3/10/2008 Colloquium - Jack Dorning
Title: A Century of Reactor Kinetics and Reactor Dynamics
Date: Mar 10, 2008
Location: 3105 Etcheverry Hall
The development of nuclear reactor kinetics and nuclear reactor dynamics during the twentieth century will be reviewed. The first part of this presentation was given in a previous colloquium – almost exactly a year ago. That talk began with the historical origins reactor kinetics in the 1930s and 1940s. The introduction of the time-dependent neutron diffusion equations and the point reactor kinetics equations for reactor analysis was chronicled, and the roles played by Enrico Fermi and Eugene Wigner were discussed. Subsequent derivations of more general point reactor kinetics equations – during the 1950s, 1960s and 1970s – also were summarized. Then the theory of pulsed neutron experiments, developed primarily in the 1960s and 1970s, was described with emphasis on the resolution of apparent contradictions between theory and experiment.
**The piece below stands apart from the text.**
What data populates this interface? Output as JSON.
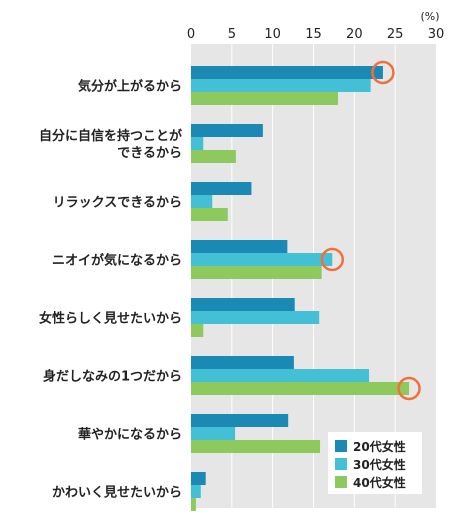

Those events will be reviewed very briefly to set the scene for the second part of the talk which will comprise this colloquium – and will recount the development of elementary and advanced methods for space-time reactor kinetics analysis. These will include traditional finite-difference methods (introduced from the 1940s onward); variational modal, synthesis, and related methods (developed primarily during the 1950s and 1960s); coarse-mesh and nodal methods (the 1970s and 1980s); homogenization theories for coarse-mesh and nodal space-time reactor kinetics calculations and point kinetics calculations (the 1970s, 1980s and 1990s); and adaptive model methods developed at the very turn of the century. The presentation will close with a short discussion of some thoughts on an analytical development that will lead to a theoretical framework in which space-time reactor kinetics models – both transport theory and diffusion theory – and the point reactor kinetics model will be used at various stages of a single reactor kinetics computation in a self-consistent adaptive model method.